Il parlamento greco ha convocato un referendum sul piano di salvataggio proposto dai creditori internazionali per domenica 5 luglio. Entro la mezzanotte del 30 giugno Atene avrebbe dovuto ripagare il prestito da 1,6 miliardi di euro al Fondo monetario internazionale

Migliaia di persone manifestano in Grecia a sostegno del governo

29 giugno 2015 20:59

La diretta di Ruptly


Almeno 17mila persone, in maggior parte sostenitori del partito al potere Syriza, manifestano ad Atene e a Salonicco a favore del no al referendum, denunciando il “ricatto dei creditori”: Unione europea e Fondo monetario internazionale (Fmi).
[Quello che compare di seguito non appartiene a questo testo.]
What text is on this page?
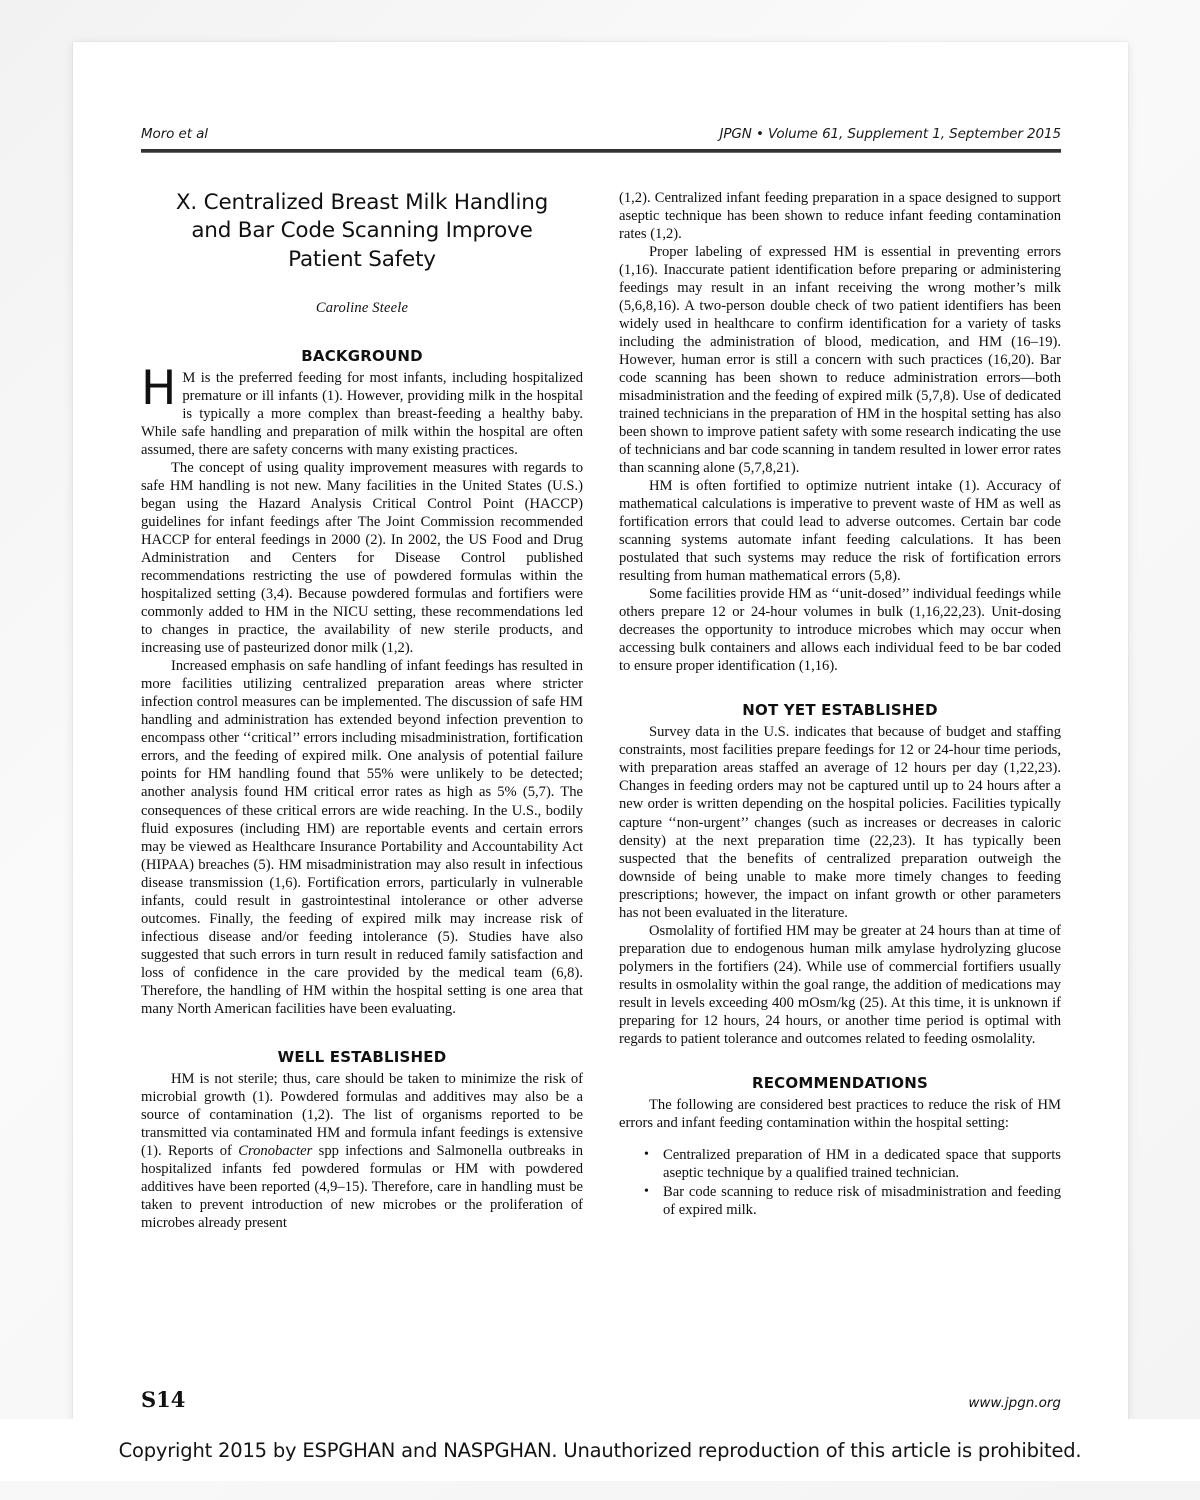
Moro et al	JPGN • Volume 61, Supplement 1, September 2015
X. Centralized Breast Milk Handling and Bar Code Scanning Improve Patient Safety
Caroline Steele
BACKGROUND

H M is the preferred feeding for most infants, including hospitalized premature or ill infants (1). However, providing milk in the hospital is typically a more complex than breast-feeding a healthy baby. While safe handling and preparation of milk within the hospital are often assumed, there are safety concerns with many existing practices.

The concept of using quality improvement measures with regards to safe HM handling is not new. Many facilities in the United States (U.S.) began using the Hazard Analysis Critical Control Point (HACCP) guidelines for infant feedings after The Joint Commission recommended HACCP for enteral feedings in 2000 (2). In 2002, the US Food and Drug Administration and Centers for Disease Control published recommendations restricting the use of powdered formulas within the hospitalized setting (3,4). Because powdered formulas and fortifiers were commonly added to HM in the NICU setting, these recommendations led to changes in practice, the availability of new sterile products, and increasing use of pasteurized donor milk (1,2).

Increased emphasis on safe handling of infant feedings has resulted in more facilities utilizing centralized preparation areas where stricter infection control measures can be implemented. The discussion of safe HM handling and administration has extended beyond infection prevention to encompass other ‘‘critical’’ errors including misadministration, fortification errors, and the feeding of expired milk. One analysis of potential failure points for HM handling found that 55% were unlikely to be detected; another analysis found HM critical error rates as high as 5% (5,7). The consequences of these critical errors are wide reaching. In the U.S., bodily fluid exposures (including HM) are reportable events and certain errors may be viewed as Healthcare Insurance Portability and Accountability Act (HIPAA) breaches (5). HM misadministration may also result in infectious disease transmission (1,6). Fortification errors, particularly in vulnerable infants, could result in gastrointestinal intolerance or other adverse outcomes. Finally, the feeding of expired milk may increase risk of infectious disease and/or feeding intolerance (5). Studies have also suggested that such errors in turn result in reduced family satisfaction and loss of confidence in the care provided by the medical team (6,8). Therefore, the handling of HM within the hospital setting is one area that many North American facilities have been evaluating.

WELL ESTABLISHED

HM is not sterile; thus, care should be taken to minimize the risk of microbial growth (1). Powdered formulas and additives may also be a source of contamination (1,2). The list of organisms reported to be transmitted via contaminated HM and formula infant feedings is extensive (1). Reports of Cronobacter spp infections and Salmonella outbreaks in hospitalized infants fed powdered formulas or HM with powdered additives have been reported (4,9–15). Therefore, care in handling must be taken to prevent introduction of new microbes or the proliferation of microbes already present

(1,2). Centralized infant feeding preparation in a space designed to support aseptic technique has been shown to reduce infant feeding contamination rates (1,2).

Proper labeling of expressed HM is essential in preventing errors (1,16). Inaccurate patient identification before preparing or administering feedings may result in an infant receiving the wrong mother’s milk (5,6,8,16). A two-person double check of two patient identifiers has been widely used in healthcare to confirm identification for a variety of tasks including the administration of blood, medication, and HM (16–19). However, human error is still a concern with such practices (16,20). Bar code scanning has been shown to reduce administration errors—both misadministration and the feeding of expired milk (5,7,8). Use of dedicated trained technicians in the preparation of HM in the hospital setting has also been shown to improve patient safety with some research indicating the use of technicians and bar code scanning in tandem resulted in lower error rates than scanning alone (5,7,8,21).

HM is often fortified to optimize nutrient intake (1). Accuracy of mathematical calculations is imperative to prevent waste of HM as well as fortification errors that could lead to adverse outcomes. Certain bar code scanning systems automate infant feeding calculations. It has been postulated that such systems may reduce the risk of fortification errors resulting from human mathematical errors (5,8).

Some facilities provide HM as ‘‘unit-dosed’’ individual feedings while others prepare 12 or 24-hour volumes in bulk (1,16,22,23). Unit-dosing decreases the opportunity to introduce microbes which may occur when accessing bulk containers and allows each individual feed to be bar coded to ensure proper identification (1,16).

NOT YET ESTABLISHED

Survey data in the U.S. indicates that because of budget and staffing constraints, most facilities prepare feedings for 12 or 24-hour time periods, with preparation areas staffed an average of 12 hours per day (1,22,23). Changes in feeding orders may not be captured until up to 24 hours after a new order is written depending on the hospital policies. Facilities typically capture ‘‘non-urgent’’ changes (such as increases or decreases in caloric density) at the next preparation time (22,23). It has typically been suspected that the benefits of centralized preparation outweigh the downside of being unable to make more timely changes to feeding prescriptions; however, the impact on infant growth or other parameters has not been evaluated in the literature.

Osmolality of fortified HM may be greater at 24 hours than at time of preparation due to endogenous human milk amylase hydrolyzing glucose polymers in the fortifiers (24). While use of commercial fortifiers usually results in osmolality within the goal range, the addition of medications may result in levels exceeding 400 mOsm/kg (25). At this time, it is unknown if preparing for 12 hours, 24 hours, or another time period is optimal with regards to patient tolerance and outcomes related to feeding osmolality.

RECOMMENDATIONS

The following are considered best practices to reduce the risk of HM errors and infant feeding contamination within the hospital setting:

• Centralized preparation of HM in a dedicated space that supports aseptic technique by a qualified trained technician.
• Bar code scanning to reduce risk of misadministration and feeding of expired milk.
S14	www.jpgn.org
Copyright 2015 by ESPGHAN and NASPGHAN. Unauthorized reproduction of this article is prohibited.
Secondo la polizia, ci sono più di ottomila persone radunate a piazza Syntagma e al parlamento nel centro di Atene e quattromila a Salonicco, la seconda città della Grecia.

Dopo il fallimento dell’accordo tra Atene e i suoi creditori per trovare un’intesa sulle riforme che avrebbero dovuto fornire una garanzia per i prestiti futuri, i greci sono chiamati domenica 5 luglio a partecipare a un referendum per dire sì o no alle nuove misure di austerità proposte dai creditori.